Regarding weight determination, there exist uncertainties inherent to ML. Importance scores given by RF are based on interpretations of the ML process and may not reflect an actual relationship (Breiman, 2001, 2017; Esri n.d.). Furthermore, RF has been shown to inflate relative importance for spatially autocorrelated variables (Strobl et al., 2008).A future study should test criteria layers for spatial autocorrelation and use transforms such as principal component analysis if significant spatial autocorrelation is detected (Maitra & Yan, 2008; Woldeyohannes, 2020). Additionally, this study used standardized settings for RF parameters, such as the number of decision trees, tree depth, leaf size, etc., when applying the RF algorithm. Future studies should conduct a sensitivity analysis to test RF weight determinations across different values/settings for algorithm parameters. Overfitting (Gavrilov et al., 2018) and ML bias caused by data leakage (Shim et al., 2021) can also be potential issues related to ML. Given the nature of this study, which required a large testing size for input into the GWR (n = 3500), meant that every test fold of the k-fold CV could not be completely independent of each other. Further tests are needed, using lower testing sizes, to see if the model is still stable at lower correlation values.

Conclusion

This study set out to achieve 2 objectives: (1) Identify whether different meteorological data sources produce significantly different model results; and (2) determine the meteorological source that produces the most accurate result. The validation test, scale test, and the ANOVA results indicate that there is a significant difference in model performance when utilizing various forms of wind data. The R2 results from the validation tests indicate that direct measurement-based wind data with better spatial coverage or more meteorological stations yielded the most accurate exposure potential prediction, which is supported by the result presented here that METARs together with MET stations (both are direct measurement) with more stations outperform METARs or MET stations only predictions.
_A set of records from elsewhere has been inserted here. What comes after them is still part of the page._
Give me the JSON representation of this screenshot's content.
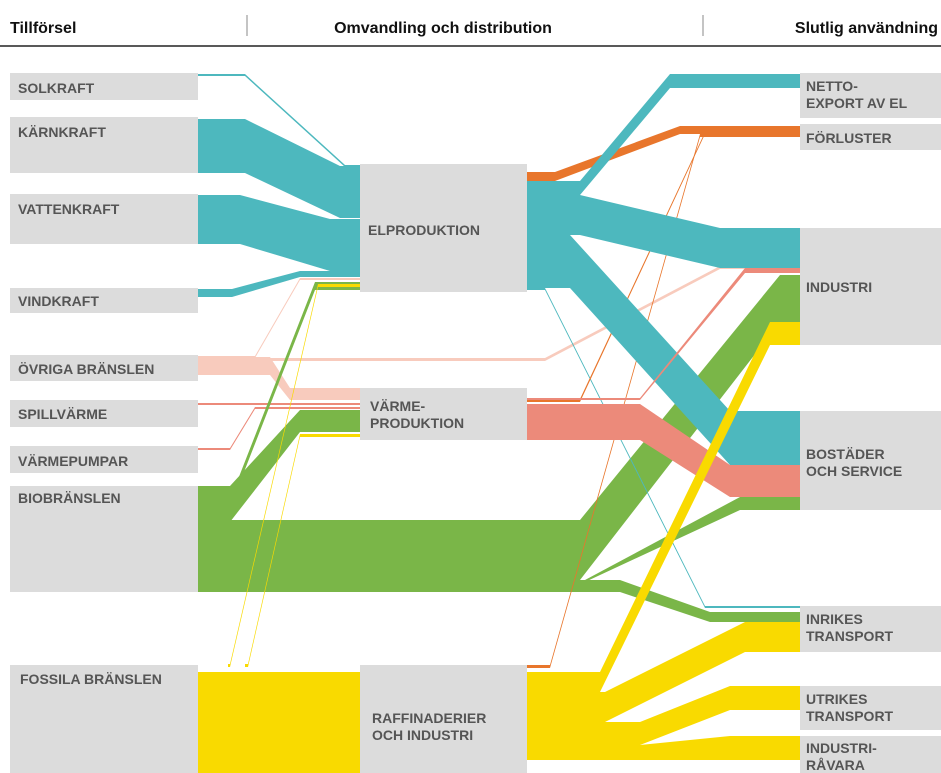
{
  "header": {
    "supply": "Tillförsel",
    "conversion": "Omvandling och distribution",
    "use": "Slutlig användning"
  },
  "nodes": [
    {
      "label": [
        "SOLKRAFT"
      ]
    },
    {
      "label": [
        "KÄRNKRAFT"
      ]
    },
    {
      "label": [
        "VATTENKRAFT"
      ]
    },
    {
      "label": [
        "VINDKRAFT"
      ]
    },
    {
      "label": [
        "ÖVRIGA BRÄNSLEN"
      ]
    },
    {
      "label": [
        "SPILLVÄRME"
      ]
    },
    {
      "label": [
        "VÄRMEPUMPAR"
      ]
    },
    {
      "label": [
        "BIOBRÄNSLEN"
      ]
    },
    {
      "label": [
        "FOSSILA BRÄNSLEN"
      ]
    },
    {
      "label": [
        "ELPRODUKTION"
      ]
    },
    {
      "label": [
        "VÄRME-",
        "PRODUKTION"
      ]
    },
    {
      "label": [
        "RAFFINADERIER",
        "OCH INDUSTRI"
      ]
    },
    {
      "label": [
        "NETTO-",
        "EXPORT AV EL"
      ]
    },
    {
      "label": [
        "FÖRLUSTER"
      ]
    },
    {
      "label": [
        "INDUSTRI"
      ]
    },
    {
      "label": [
        "BOSTÄDER",
        "OCH SERVICE"
      ]
    },
    {
      "label": [
        "INRIKES",
        "TRANSPORT"
      ]
    },
    {
      "label": [
        "UTRIKES",
        "TRANSPORT"
      ]
    },
    {
      "label": [
        "INDUSTRI-",
        "RÅVARA"
      ]
    }
  ]
}
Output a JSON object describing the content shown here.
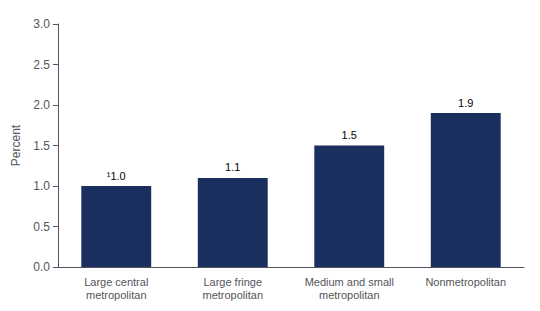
{
  "chart_data": {
    "type": "bar",
    "categories": [
      "Large central\nmetropolitan",
      "Large fringe\nmetropolitan",
      "Medium and small\nmetropolitan",
      "Nonmetropolitan"
    ],
    "values": [
      1.0,
      1.1,
      1.5,
      1.9
    ],
    "value_labels": [
      "¹1.0",
      "1.1",
      "1.5",
      "1.9"
    ],
    "data_labels": true,
    "color": "#1b2f5e",
    "ylabel": "Percent",
    "ylim": [
      0,
      3.0
    ],
    "yticks": [
      {
        "value": 0.0,
        "label": "0.0"
      },
      0.5,
      {
        "value": 1.0,
        "label": "1.0"
      },
      1.5,
      {
        "value": 2.0,
        "label": "2.0"
      },
      2.5,
      {
        "value": 3.0,
        "label": "3.0"
      }
    ],
    "grid": false
  }
}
The model results also suggest that the geospatial modeling in the present study using MET stations and METARs accurately represented small to medium scale spatial variations when compared with other meteorological data/data combinations, as evidenced by higher accuracy for scales greater than 75 km. When the reanalysis data was combined with direct measurements (i.e., NARR and MET stations; NARR and METARS; and NARR, METARs, and MET stations), the varying meteorological data sources conflicted with each other and produced lower R2 values.